Define security
To define security, complete the following tasks as required:
- Define which members to secure in your hierarchies by creating
one or more security filters for them.
You can add security rules after modeling hierarchies in a project. They are independent of any dynamic cube.
- Apply security filters to a dynamic cube by creating one or more security views for them.
- Define which dimensions, attributes, and measures to secure in a dynamic cube by adding them to the security views.
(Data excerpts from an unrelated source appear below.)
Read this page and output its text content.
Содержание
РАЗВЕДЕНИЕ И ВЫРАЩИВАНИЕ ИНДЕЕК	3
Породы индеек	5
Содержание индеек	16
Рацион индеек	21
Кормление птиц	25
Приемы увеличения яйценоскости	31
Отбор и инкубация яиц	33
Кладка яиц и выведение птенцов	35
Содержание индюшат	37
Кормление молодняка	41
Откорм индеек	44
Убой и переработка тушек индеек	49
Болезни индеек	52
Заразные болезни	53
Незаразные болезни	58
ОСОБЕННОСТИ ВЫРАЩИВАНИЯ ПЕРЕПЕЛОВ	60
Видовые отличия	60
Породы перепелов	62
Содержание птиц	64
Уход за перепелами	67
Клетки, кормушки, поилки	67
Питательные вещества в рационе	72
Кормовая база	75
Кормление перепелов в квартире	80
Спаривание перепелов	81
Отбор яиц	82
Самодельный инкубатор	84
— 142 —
- Publish a dynamic cube to the content store.
After you publish a dynamic cube to the content store, you must complete the following tasks in IBM Cognos Administration:
- Assign users, groups, and roles to security views.
This step is required if you are using role-based security filters.
If you are using lookup filter-based security filters only, access rights are defined in the lookup tables, so it is only necessary to assign Read access to the user group named Everyone.
For more information on role-based security filters and lookup table-based security filters, see Security filters for hierarchy members.
- If you make further changes to security to a dynamic cube that is already started, refresh the security settings of the dynamic cube on the query service.
For more information on performing administration tasks, see Cognos dynamic cubes administration.
Security for virtual cubes
Define security in source cubes as required. Virtual cubes automatically inherit the security settings that are defined in source cubes to maintain consistent security rules.